Friday, April 15, 2011

Friday Afternooon in Downtown Brooklyn: The Giacomo Gates Quintet at the former Brooklyn Paramount at Long Island University

Today Long Island University hosted an all-day conference, "Magnet for the Masses: When Theatre was PARAMOUNT in Brooklyn," at the Arnold & Marie Schwartz Gymnasium in what was the conference's subject, the legendary and beloved Brooklyn Paramount Theatre on the corner of Flatbush and DeKalb Avenues.

Regrettably, business kept us away from the morning panels of the event, created by The Theatre Museum, about the history of the Paramount and its entertainment, panels featuring such notables as radio and television personality Joe Franklin (with whom we once had a wonderful talk in the late '70s) and Norman Steinberg, who helped write the screenplay for the Mel Brooks classic "Blazing Saddles"; Don K. Reed of WCBS FM’s “The Doo Wop Shop;” the official Brooklyn Historian, Ron Schweiger; vaudeville historian Travis Stuart; and others.

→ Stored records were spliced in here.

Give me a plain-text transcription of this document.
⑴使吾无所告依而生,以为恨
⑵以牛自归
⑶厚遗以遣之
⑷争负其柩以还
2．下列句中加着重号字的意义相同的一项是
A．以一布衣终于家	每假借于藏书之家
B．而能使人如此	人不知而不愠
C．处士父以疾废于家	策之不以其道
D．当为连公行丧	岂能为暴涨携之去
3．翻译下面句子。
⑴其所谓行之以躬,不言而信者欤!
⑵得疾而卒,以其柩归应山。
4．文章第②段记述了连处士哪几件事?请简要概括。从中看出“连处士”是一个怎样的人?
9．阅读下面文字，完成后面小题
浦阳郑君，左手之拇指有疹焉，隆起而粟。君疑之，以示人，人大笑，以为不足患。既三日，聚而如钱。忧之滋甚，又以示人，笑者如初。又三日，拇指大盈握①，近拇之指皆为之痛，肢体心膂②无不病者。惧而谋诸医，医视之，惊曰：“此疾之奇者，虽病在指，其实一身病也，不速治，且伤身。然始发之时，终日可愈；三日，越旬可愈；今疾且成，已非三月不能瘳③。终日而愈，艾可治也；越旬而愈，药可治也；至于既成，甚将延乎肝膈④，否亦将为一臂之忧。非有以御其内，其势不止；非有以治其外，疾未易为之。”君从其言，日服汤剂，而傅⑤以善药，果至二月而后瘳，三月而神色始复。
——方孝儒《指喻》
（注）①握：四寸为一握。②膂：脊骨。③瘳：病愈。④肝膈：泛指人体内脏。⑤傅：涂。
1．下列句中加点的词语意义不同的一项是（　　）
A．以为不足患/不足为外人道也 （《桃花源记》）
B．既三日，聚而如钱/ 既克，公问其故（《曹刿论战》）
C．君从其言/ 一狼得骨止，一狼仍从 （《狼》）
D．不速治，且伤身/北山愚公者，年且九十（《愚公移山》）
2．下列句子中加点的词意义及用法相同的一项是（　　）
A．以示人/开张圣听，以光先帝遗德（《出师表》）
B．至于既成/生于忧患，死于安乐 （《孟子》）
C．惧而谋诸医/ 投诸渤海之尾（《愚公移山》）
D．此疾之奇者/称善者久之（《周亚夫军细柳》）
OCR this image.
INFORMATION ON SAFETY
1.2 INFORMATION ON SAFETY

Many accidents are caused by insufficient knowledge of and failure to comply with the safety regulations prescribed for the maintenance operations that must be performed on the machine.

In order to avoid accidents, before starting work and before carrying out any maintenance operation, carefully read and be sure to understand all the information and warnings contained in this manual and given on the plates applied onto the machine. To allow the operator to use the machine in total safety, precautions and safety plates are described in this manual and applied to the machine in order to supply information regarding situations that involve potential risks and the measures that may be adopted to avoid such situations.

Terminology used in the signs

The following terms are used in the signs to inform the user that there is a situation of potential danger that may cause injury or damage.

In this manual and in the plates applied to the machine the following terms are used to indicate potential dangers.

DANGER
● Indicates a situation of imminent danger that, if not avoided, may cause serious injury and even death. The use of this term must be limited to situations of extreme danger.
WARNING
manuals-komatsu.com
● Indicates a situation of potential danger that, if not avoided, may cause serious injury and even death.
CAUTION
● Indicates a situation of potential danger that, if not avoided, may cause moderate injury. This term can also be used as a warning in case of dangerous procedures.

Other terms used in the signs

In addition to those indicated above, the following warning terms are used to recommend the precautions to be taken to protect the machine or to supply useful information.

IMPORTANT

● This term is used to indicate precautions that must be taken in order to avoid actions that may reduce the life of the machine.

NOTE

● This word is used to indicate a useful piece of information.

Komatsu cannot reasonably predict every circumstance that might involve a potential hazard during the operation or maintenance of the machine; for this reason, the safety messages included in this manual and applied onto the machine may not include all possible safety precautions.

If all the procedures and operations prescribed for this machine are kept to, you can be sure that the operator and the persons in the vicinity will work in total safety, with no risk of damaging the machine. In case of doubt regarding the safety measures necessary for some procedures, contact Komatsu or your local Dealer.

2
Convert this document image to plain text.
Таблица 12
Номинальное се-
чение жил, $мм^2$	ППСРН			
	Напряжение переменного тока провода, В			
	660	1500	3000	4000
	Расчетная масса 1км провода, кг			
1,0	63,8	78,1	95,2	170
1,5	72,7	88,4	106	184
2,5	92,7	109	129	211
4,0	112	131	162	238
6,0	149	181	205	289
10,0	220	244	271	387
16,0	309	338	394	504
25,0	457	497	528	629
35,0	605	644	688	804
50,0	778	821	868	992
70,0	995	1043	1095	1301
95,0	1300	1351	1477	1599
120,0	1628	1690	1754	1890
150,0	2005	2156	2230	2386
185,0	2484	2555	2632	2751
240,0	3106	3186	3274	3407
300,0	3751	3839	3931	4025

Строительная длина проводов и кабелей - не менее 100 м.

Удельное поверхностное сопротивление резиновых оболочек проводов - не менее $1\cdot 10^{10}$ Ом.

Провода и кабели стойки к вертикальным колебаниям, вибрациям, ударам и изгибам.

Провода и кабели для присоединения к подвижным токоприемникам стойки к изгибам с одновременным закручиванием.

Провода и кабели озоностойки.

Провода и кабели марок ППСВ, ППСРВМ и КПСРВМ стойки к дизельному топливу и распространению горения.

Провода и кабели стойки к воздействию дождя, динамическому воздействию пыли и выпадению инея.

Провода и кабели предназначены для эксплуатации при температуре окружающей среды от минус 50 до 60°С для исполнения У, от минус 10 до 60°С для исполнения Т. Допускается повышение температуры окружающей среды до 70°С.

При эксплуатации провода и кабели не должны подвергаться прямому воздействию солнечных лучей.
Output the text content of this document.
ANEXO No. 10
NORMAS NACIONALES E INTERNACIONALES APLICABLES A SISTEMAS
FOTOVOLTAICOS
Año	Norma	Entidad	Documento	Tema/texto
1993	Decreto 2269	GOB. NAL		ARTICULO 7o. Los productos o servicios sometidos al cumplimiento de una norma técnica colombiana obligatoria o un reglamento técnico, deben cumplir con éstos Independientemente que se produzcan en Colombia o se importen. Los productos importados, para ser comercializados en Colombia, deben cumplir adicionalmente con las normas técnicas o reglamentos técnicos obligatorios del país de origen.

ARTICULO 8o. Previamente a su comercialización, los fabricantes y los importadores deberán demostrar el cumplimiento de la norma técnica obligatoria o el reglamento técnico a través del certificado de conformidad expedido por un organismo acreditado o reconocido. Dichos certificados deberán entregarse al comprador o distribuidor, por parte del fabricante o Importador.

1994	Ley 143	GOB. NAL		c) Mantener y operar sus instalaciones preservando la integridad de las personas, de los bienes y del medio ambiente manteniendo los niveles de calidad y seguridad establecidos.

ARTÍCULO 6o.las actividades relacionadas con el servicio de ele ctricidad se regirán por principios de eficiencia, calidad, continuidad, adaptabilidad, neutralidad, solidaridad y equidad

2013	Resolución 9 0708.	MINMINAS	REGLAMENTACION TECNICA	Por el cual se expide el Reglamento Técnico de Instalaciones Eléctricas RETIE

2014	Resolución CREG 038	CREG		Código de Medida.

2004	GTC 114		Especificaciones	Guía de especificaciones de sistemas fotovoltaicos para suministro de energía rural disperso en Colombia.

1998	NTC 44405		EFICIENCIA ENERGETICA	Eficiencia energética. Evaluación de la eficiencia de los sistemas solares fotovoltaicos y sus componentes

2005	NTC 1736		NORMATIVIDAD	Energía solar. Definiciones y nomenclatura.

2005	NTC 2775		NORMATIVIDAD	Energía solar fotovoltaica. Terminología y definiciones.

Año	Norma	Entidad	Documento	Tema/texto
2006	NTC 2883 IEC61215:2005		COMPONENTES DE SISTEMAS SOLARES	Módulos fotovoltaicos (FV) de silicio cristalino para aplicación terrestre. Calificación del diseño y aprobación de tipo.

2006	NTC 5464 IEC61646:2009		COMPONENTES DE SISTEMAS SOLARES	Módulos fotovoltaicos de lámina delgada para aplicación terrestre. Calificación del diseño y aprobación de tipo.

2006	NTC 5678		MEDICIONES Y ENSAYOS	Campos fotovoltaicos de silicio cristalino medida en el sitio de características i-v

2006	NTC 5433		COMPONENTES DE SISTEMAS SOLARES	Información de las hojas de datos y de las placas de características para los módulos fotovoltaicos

But we did get to downtown Brooklyn this afternoon in time to catch the end of the conference with a fine jazz performance by the Giacomo Gates Quintet,

featuring the velvet-voiced Giacomo Gates and Sam Newsome (soprano sax), Greg Lewis (keyboard), Carlo de Rosa (bass), Eric Wyatt (sax) and Shinnosuke Takahashi (drums).

The band was amazing, and Giacomo Gates sang a series of songs that brought back a lot of memories, even if they were mostly from our parents' generation: "Baby, You Should Know It," "Lady Be Good," "You'd Be So Nice to Come Home To," "Summertime". . .

You haven't lived until you've heard Giacomo Gates doing his Irving Berlin/Theolonius Monk combo of "Blue Skies/In Walked Bud." He told some great stories about the musicians, too.

It's too bad we missed hearing an expert play "The Mighty Wurlitzer," one of the great theater organs on the planet. It supposedly plays as well now as it did in 1928.

We actually never went to the Brooklyn Paramount when it was still a theater, although we passed it constantly. Along with the Fox across Flatbush Avenue, it was one of the greatest theaters in New York. Cezar Del Valle, the knowledgeable theater historian, talked about it in a great Brooklyn Public Library lecture we attended a year ago.

Here's a good one-paragraph summary of Brooklyn Paramount history from the New York Theatre Organ Society:
For the true movie palace buff. . . [t]here's still enough of the original grandeur visible to see why audiences in 1928 considered it the most beautiful motion picture theatre in the world. It opened on November 23, 1928, with Nancy Carroll in Manhattan Cocktail as "Paramount-Publix's Gift to Brooklyn" and closed its doors to movie-goers on August 21, 1962, with John Wayne in Hatari. The Brooklyn Paramount was the capstone in the career of the noted architects, Rapp & Rapp, and for sheer opulence it outshone anything they ever designed.

The great latticed ceiling and arches along the side walls were originally festooned with artificial foliage; the arches concealed the lights of the Wilfred Color Organ, a lighting system that subtly changed the color of the whole theatre to suit the mood of the moment. Chorus girls pranced down the golden staircases from the organ grilles to the stage. The 4,500 seats (making it the second largest theatre in New York when it opened) were upholstered in random tones that ranged from plum to scarlet. Below the stupendous grand drapery of the proscenium arch hung a midnight-blue velvet curtain embroidered with pheasants in polychrome satin.

We have been in this theater space before, though, when it was -- for decades -- Long Island University's gymnasium. Our first college teaching job was in LIU's English Department, where we taught part-time from 1975 to 1978, and we came in here to see the Blackbirds play basketball.

Here's a Life Magazine photo from 55 years ago of the balcony audience at Alan Freed's Easter show in April 1956. Somehow we missed it, but then we still had a few months to go before starting kindergarten at P.S. 244.

We're always a little late, it seems. We're sorry we missed most of today's event but are looking forward to seeing and hearing more about it (someone was taping it). At the close of the conference, one of those listed on the program as "conference macher," LIU anthropology professor Michael Hittman, got a well-deserved round of applause.

The other conference "macher" listed was LIU history professor Joseph Dorinson, whom we're sure would not recall us -- but when we were in our early twenties, Joe was one of our models for what being a great college teacher was all about. It's always so nice to come home to this campus, which has such great memories for many, many people.